Surner and Benoit are also moving forward with plans to create the Brightwood Medical Arts & Conference Center in a large manufacturing building that actually abuts the Bosch complex.

"So health care is certainly one possibility for the Bosch property," said Sullivan, adding quickly that there are many options, including retail, residential development, and others.

MSBB is not actively marketing the property at this time, said Maltese, adding quickly there are discussions going on at a number of levels. She told BusinessWest that talk, and marketing efforts, will escalate as the demolition process continues and developers can properly evaluate the real estate.

Forward Thinking

As they talked about the Bosch property and its potential for development, both Sullivan and Maltese struggled with which tense to use with regard to the buildings on the site.

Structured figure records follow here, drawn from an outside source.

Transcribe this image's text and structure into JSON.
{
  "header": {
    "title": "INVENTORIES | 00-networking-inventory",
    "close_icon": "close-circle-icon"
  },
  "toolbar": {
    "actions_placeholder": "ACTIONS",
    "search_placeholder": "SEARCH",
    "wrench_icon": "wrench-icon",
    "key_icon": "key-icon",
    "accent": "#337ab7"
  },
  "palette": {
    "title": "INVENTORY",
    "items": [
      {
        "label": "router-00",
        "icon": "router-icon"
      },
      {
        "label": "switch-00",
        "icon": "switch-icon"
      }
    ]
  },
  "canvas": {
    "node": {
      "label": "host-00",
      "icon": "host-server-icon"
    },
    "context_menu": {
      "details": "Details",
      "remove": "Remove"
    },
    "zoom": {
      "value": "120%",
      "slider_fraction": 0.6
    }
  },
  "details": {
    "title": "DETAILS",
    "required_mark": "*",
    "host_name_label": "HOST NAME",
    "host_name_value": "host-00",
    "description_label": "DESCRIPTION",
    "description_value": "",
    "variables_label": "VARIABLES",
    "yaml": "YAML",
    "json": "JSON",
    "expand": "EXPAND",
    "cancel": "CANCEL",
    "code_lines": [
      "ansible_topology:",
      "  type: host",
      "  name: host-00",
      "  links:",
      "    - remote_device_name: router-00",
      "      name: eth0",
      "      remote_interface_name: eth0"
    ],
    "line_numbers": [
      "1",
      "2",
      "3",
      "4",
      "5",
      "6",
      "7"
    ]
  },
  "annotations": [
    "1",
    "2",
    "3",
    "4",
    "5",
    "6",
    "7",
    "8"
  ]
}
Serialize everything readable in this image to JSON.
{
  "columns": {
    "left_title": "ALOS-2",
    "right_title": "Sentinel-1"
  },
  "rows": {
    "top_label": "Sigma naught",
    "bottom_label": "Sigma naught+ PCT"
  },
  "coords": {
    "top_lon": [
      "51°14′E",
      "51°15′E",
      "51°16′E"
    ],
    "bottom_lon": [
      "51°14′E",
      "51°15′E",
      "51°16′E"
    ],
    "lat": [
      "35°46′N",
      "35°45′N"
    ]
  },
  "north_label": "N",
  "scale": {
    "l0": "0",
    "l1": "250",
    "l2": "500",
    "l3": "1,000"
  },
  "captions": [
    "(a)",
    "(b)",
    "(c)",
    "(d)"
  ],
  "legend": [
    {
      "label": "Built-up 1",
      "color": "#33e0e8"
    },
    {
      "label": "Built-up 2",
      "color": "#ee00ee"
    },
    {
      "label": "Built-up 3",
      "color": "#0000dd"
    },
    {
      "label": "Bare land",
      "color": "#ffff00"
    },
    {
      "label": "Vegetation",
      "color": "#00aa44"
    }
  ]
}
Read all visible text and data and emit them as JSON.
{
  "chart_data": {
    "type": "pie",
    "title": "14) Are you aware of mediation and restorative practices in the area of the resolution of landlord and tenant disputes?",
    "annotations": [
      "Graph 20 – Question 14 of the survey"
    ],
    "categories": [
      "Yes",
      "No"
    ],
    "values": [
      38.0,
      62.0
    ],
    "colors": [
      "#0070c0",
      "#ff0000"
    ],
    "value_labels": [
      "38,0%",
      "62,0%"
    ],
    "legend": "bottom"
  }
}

Both the present and past work, said Sullivan, noting that while the landmarks are still there, from a literal standpoint, from a development perspective they are gone, and have been since the night of the fire.

For the most part, though, those at MSBB are focused on the future. What will transpire at that the Bosch site remains to be seen, but there is cautious optimism that a productive new use can be found, one that might ease some of the many loses incurred on that night last December.